Le prochain sur le banc des accusés : James Cameron. A-t-il mis son nez dans Terminator : Dark Fate au point de marcher sur les plates-bandes de Tim Miller ? Là encore, le réalisateur reste très gentil :
« Son implication est variable selon l’avancée du film : il était très présent durant la préproduction et l’écriture. Il a d’ailleurs écrit quelques scènes. Mais il n’est jamais venu sur le plateau et ne m’a jamais donné de retours sur ce que je filmais. Effectivement, ce n’est pas un secret que nous n’étions pas toujours d’accord sur tout, mais on en a beaucoup parlé depuis, et il est fier du film. C’est également mon cas, et pour le reste, il s’agit juste deux personnes qui essaient de faire le meilleur long-métrage possible et qui ont des divergences créatives. »
Tim Miller aurait pu torpiller Terminator : Dark Fate et chercher des coupables, un peu comme Christian Bale qui avait craché sur Terminator : Renaissance après la sortie. Ça aurait été d’autant plus simple que le film au budget proche des 200 millions de dollars a été un désastre, avec environ 261 millions au box-office mondial ; soit le pire score de toute la saga et de loin, derrière Genisys (440 millions), Le Soulèvement des machines (433 millions) et Renaissance (371 millions).
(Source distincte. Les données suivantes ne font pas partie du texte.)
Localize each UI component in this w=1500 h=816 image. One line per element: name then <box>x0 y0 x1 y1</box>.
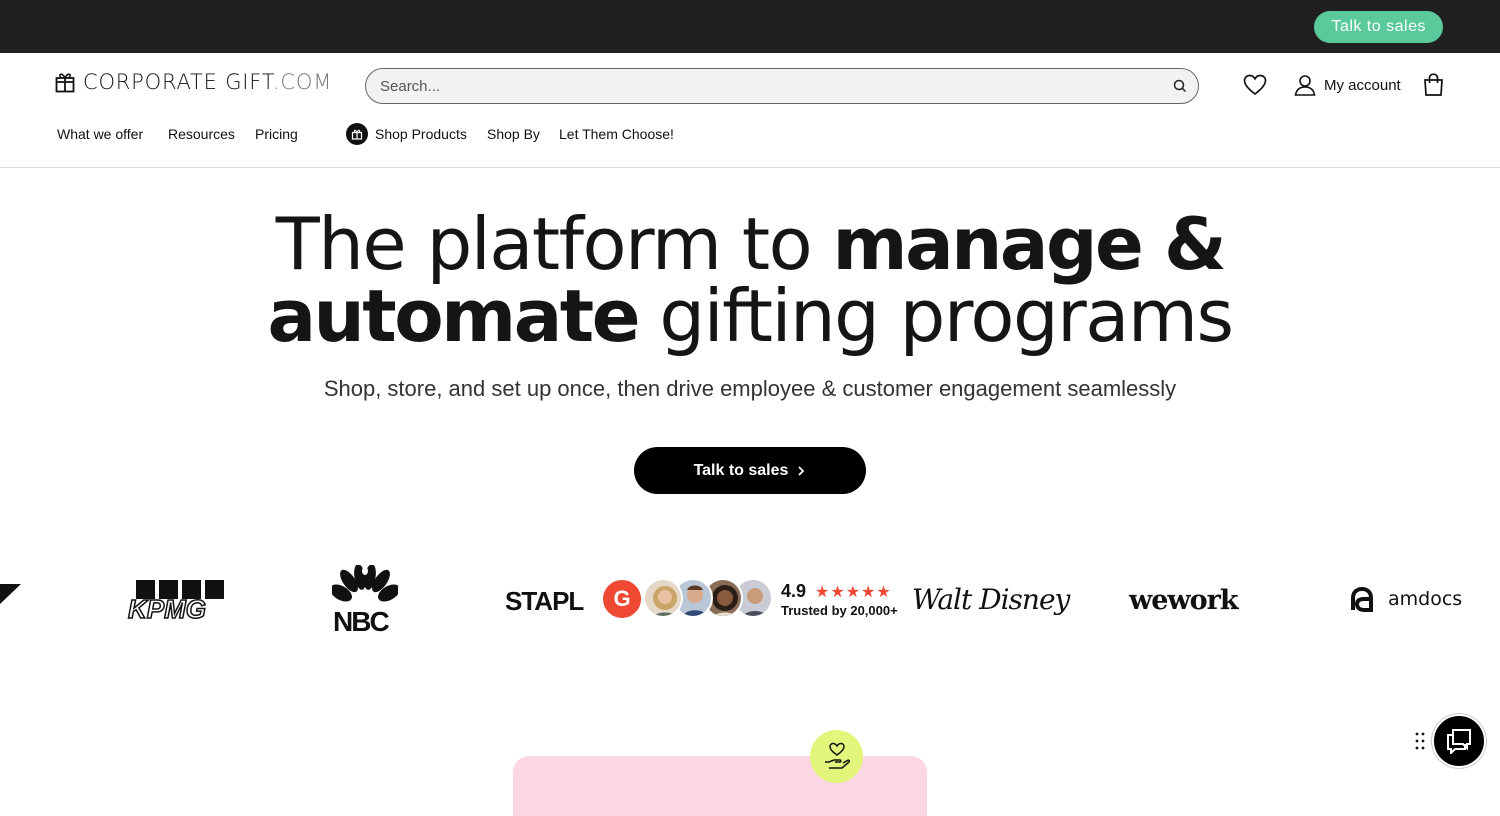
reviewer-avatar <box>643 578 683 618</box>
drag-handle-icon[interactable] <box>1415 732 1425 750</box>
gift-icon <box>351 129 363 140</box>
hero-subtitle: Shop, store, and set up once, then drive… <box>323 376 1177 401</box>
g2-badge: G <box>601 578 643 620</box>
partial-brand-logo <box>0 584 21 604</box>
nav-what-we-offer[interactable]: What we offer <box>57 126 143 142</box>
rating-value: 4.9 <box>781 581 807 601</box>
amdocs-logo: amdocs <box>1388 588 1463 610</box>
amdocs-icon <box>1351 586 1373 612</box>
hero-cta-label: Talk to sales <box>693 461 789 479</box>
heart-hand-icon <box>824 742 850 769</box>
hero-title: The platform to manage & automate giftin… <box>267 202 1234 358</box>
nav-shop-by[interactable]: Shop By <box>487 126 540 142</box>
rating-stars: ★★★★★ <box>815 584 892 601</box>
nav-shop-products[interactable]: Shop Products <box>375 126 467 142</box>
trusted-by-text: Trusted by 20,000+ <box>781 603 898 618</box>
chevron-right-icon <box>798 465 805 476</box>
my-account-link[interactable]: My account <box>1294 74 1401 96</box>
kpmg-logo: KPMG <box>127 593 207 625</box>
staples-logo: STAPL <box>505 586 584 616</box>
shop-products-badge <box>346 123 368 145</box>
disney-logo: Walt Disney <box>912 583 1070 616</box>
my-account-label: My account <box>1324 76 1401 94</box>
gift-icon <box>55 73 75 93</box>
logo-text: CORPORATE GIFT.COM <box>83 70 333 94</box>
wework-logo: wework <box>1129 585 1239 616</box>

Mais le réalisateur a choisi d’assumer son film, jusque dans les faiblesses et les fautes, comme un pro. Le reste de l’interview de Première est également intéressant, donc foncez la lire.
J’ai connu plus traumatisant… Au moins, l’action était ultraaa propre, sans pour autant réinventer la roue.
Perso, le seul truc qui m’a déçu dans Dark Fate, c’est Schwarzy. il était mauvais (en tant qu’acteur) et son rôle (son développement de personnage) était mauvais.
Le reste était pas trop mal.
Personnellement, j’ai adoré ce Dark Fate
Au-delà de l’aspect talent – comme l’indique @l’inquisiteur ci-dessous avec le génie de Cameron transcendant le concept – je pense que les réalisateurs, scénaristes et pontes des studios devraient commencer à prendre du recul sur les projections tests. Déjà, sur quels critères les personnes sont-elles choisies ? Quel est le questionnaire ? Loin de moi le fait de défendre Dark Fate, qui n’est pas fameux.
Toutefois, le personnage de Dani est comme Sarah Connor dans T1 : une inconnue, sans prédisposition, devenant, du jour au lendemain, la cible d’une machine à tuer car le destin de l’Humanité repose sur ses épaules – sans qu’elle ne le sache auparavant (avec la petite subtilité de voir ses proches se faire assassiner). Normal qu’elle pleure, qu’elle craque. C’est au fil du récit qu’elle doit accepter sa destinée.. ou pas (« No fate » cf T2 mais là encore S. Connor a eu le temps de s’endurcir et d’évoluer).
Je ne dis pas que le film serait fondamentalement meilleur avec Dani qui pleure, juste que ces retours de projection test ne m’apparaissent pas foncièrement pertinents. En faire pourquoi pas – je ne connais pas les antécédents dans l’histoire du cinéma -, en prendre connaissance oui, mais pas forcément les prendre pour argent comptant ?
Son problème est celui de tous ceux passés derrière Cameron : devoir assurer la suite de chefs d’oeuvre parfaits qui reposent sur un concept standard transcendé par le génie de son créateur.
Ne reste que la formule (un protecteur, une cible, un badguy plus évolué, la (future) guerre contre les machines). Tout a été (mieux) dit avant, tu ne peux pas t’éloigner du concept, et tu tournes en rond avec un acteur inévitable et iconique qui n’a plus l’âge pour ces conneries.
Bref, t’es mort d’avance. Tente Titanic 2 mec.